Rather than closing for an extended period, the museum have taken the view of keeping their main site open on a restricted basis. This was a shame as it meant that the available machines to view were significantly reduced, especially as another gallery had been closed just a couple of days before my visit. This section, which contained Amelia Earhart’s Lockheed Vega and the Douglas Cruiser, amongst other machines, was still visible from a balcony but not ideal for photographs.
What was left on display was of incredible quality and rarity. I manged to see my third P-59 Airacomet of the trip which was a novel achievement, alongside the incredible Bell X-1 supersonic testbed.
Also hanging from the entrance ceiling is the inimitable Spirit Of St Louis which has been left remarkably untouched and even from ground level you can almost feel the history coming off of this wonderful airframe.
A strong contender for the most historic aeroplane of all time sits in the centre of a detailed exhibition around its created, the 1903 Wright Flyer. This display was wonderful and you cannot help but be impressed when seeing where it all began.
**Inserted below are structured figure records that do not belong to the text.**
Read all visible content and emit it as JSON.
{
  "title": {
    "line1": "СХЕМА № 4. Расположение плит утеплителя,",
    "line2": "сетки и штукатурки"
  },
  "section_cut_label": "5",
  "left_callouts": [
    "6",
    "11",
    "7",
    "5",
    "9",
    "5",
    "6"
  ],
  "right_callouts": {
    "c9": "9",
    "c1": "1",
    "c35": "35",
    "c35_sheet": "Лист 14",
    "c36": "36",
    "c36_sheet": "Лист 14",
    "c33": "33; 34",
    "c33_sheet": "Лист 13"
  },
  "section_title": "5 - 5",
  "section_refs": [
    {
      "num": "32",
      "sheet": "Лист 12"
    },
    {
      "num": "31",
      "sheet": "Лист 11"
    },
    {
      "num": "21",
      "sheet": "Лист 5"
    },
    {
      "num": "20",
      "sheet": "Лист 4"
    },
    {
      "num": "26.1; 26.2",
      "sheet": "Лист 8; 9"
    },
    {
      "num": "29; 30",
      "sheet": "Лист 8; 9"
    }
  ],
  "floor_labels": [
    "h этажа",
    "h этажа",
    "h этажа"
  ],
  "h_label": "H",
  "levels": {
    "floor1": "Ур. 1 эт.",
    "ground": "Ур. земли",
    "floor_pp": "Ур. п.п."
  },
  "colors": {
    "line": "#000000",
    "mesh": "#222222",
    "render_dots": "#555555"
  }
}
With the main museum offering a little less than I was expecting I took to the internet to see what else the centre of Washington might offer and discovered the hidden gem that is the US Postal Museum. Not normally a topic that would be high on my list but what a great little museum it was.
Once through security you enter down and escalator that slowly reveals an immaculate Airco DH4, modified specifically for Mail flying with a re-positioned cockpit and wooden panelling in place of the fabric covering.
The DH4 was joined on either side by a Stinson Reliant, complete with a hook for mail pick up trials and a Wiseman-Cooke biplane.
It may have partly been due to the reduced displays at the Air and Space Museum but the Postal Museum came out as one of my top aviation memories of the trip. I certainly didn’t see that coming! Though the aircraft are displayed hung up visitors are still able to get a great feel for the types.
One other option that I didn’t have time to get to was the Naval museum which amongst other exhibits there is a Corsair hung up, which would have been nice to see.